C
[CAHOT, CAHOTER]. De la secousse qu'on éprouve dans une voiture mal suspendue qui roule sur un chemin âpre et raboteux, et de l'effort qu'on fait pour reprendre la respiration durement interrompue.
Les Latins ont dit succussus, qu'ils prononçaient soucoussous, et qui rendait la même idée.
[CAILLE]. «Le mâle et la femelle, dit Buffon, ont chacun deux cris, l'un plus éclatant et plus fort, l'autre plus faible. Le mâle fait ouan, ouan, ouan, ouan; il ne donne sa voix sonore que lorsqu'il est éloigné des femelles, et il ne la fait jamais entendre en cage, pour peu qu'il ait une compagne avec lui: la femelle a un cri que tout le monde connaît, qui ne lui sert que pour rappeler son mâle; et quoique ce cri soit faible, et que nous ne puissions l'entendre que d'une petite distance, les mâles y accourent de près d'une demi-lieue; elle a aussi un petit son tremblotant cri cri. Le mâle est plus ardent que la femelle, car celle-ci ne court point à la voix du mâle, comme le mâle accourt à la voix de la femelle dans le temps de l'amour, et souvent avec une telle précipitation, un tel abandon de lui-même, qu'il vient la chercher jusques dans la main de l'oiseleur».
C'est de ce cri, que Buffon dit connu de tout le monde, et qu'un autre Ornithologiste a exprimé par les mots factices caille caillette, qu'est venu le nom de la caille dans notre Langue et dans la plupart des autres.

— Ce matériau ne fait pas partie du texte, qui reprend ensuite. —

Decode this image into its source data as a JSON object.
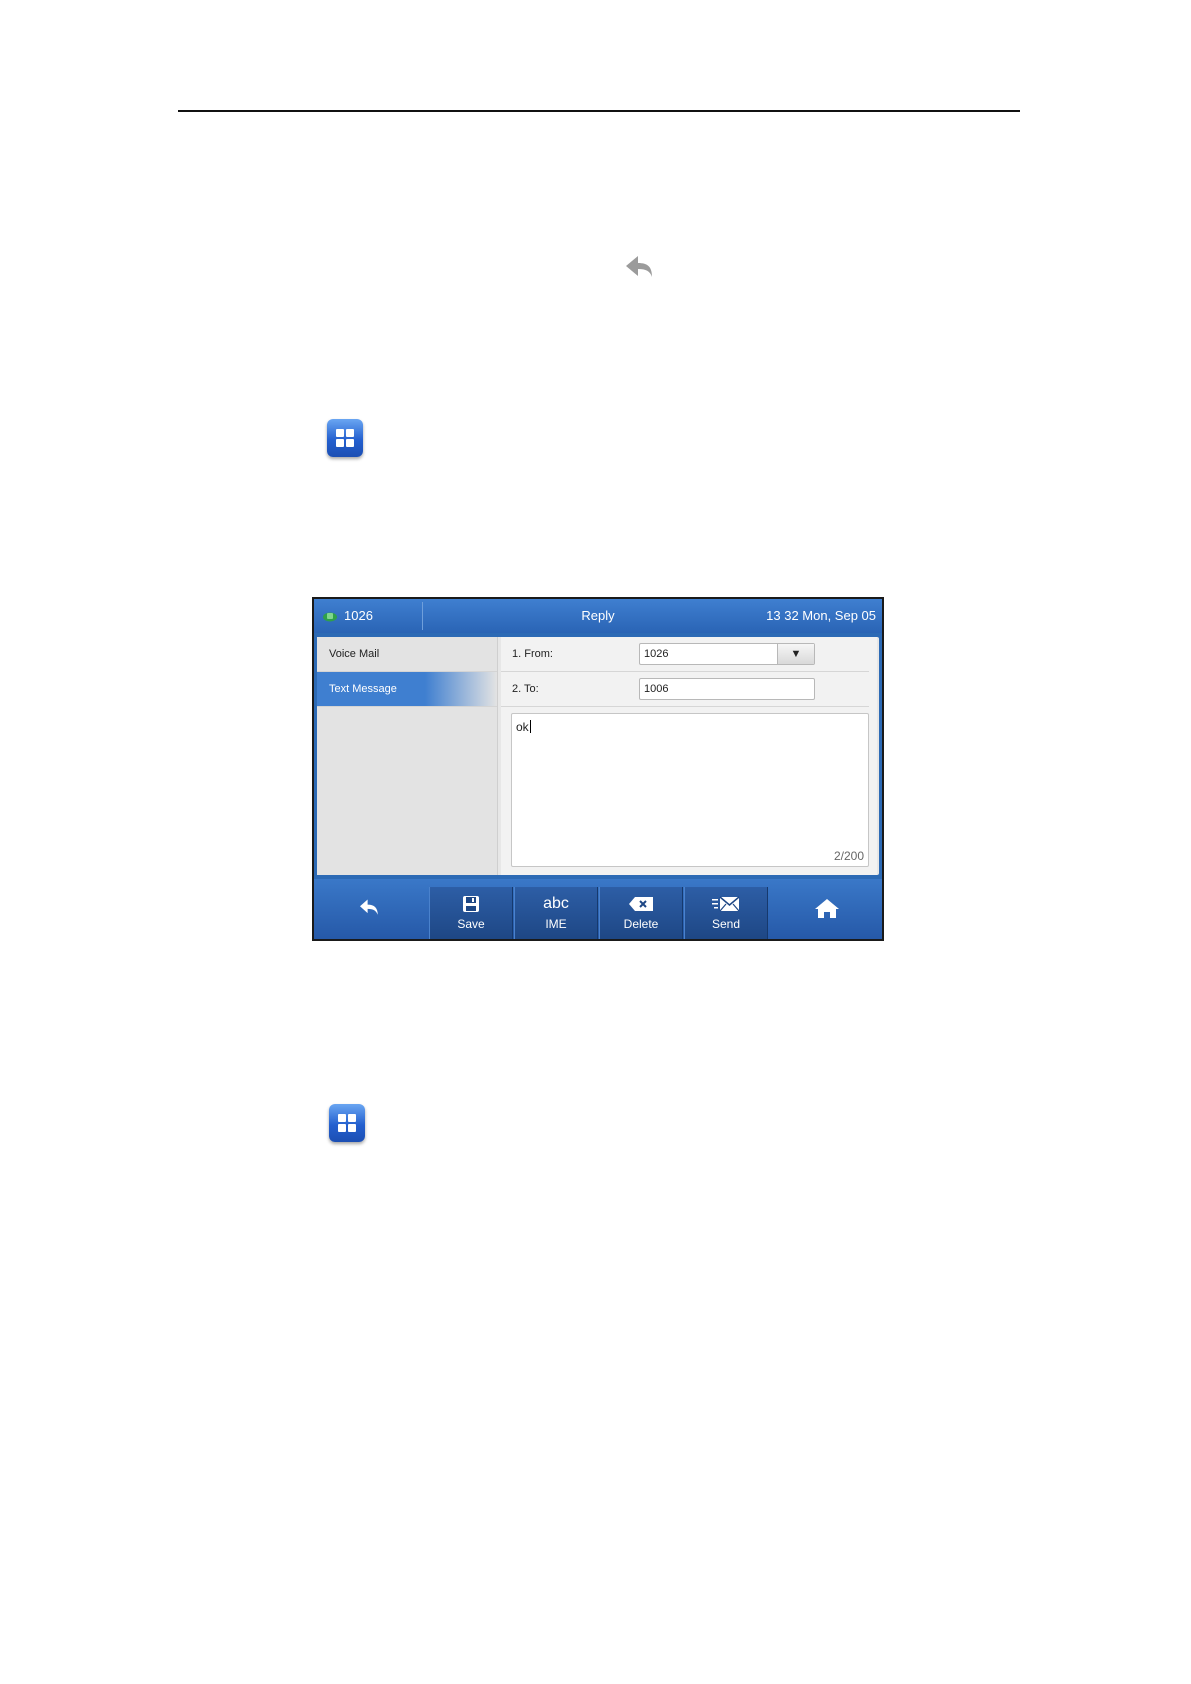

En effet, on a dit kakkaba en grec, qualea dans la basse latinité, cuaderviz en espagnol, excellente Onomatopée dont les deux dernières syllabes doivent se prononcer très-brèves, quaglia, en italien, quaïl, en anglais, wachtel, eu allemand; et ce son imitatif se retrouve jusque dans l'hébreu saly ou xaly. De ce nom l'on a fait
Cailletage, babillage insupportable et continuel comme celui de la caille,
Caillette, femme frivole et babillarde,
Cailleter, l'action de parler sans cesse, et à propos de toute chose, expressions que la Langue française a repoussées jusqu'ici, et qui ne sont d'usage que dans le style familier.
Rousseau a dit cependant, en parlant de madame de Warens: «La vie uniforme et simple des Religieuses, leur petit cailletage de parloir, tout cela ne pouvait flatter un esprit toujours en mouvement, qui formant chaque jour de nouveaux systêmes, avait besoin de liberté pour s'y livrer».
[CANARD]. Du son can can, souvent répété, qui est le cri de cet animal, plutôt que d'anas, probablement à natando, qui est son nom latin. Mon opinion est du moins conforme en ce point à celles de quelques Auteurs, et entr'autres à celle de l'ornithologiste Martinet, qui remarque fort judicieusement qu'il est du génie de notre Langue de terminer par cette syllabe ouverte et éclatante, ard, les mots qui désignent un parleur impitoyable et fatigant, comme bavard et babillard.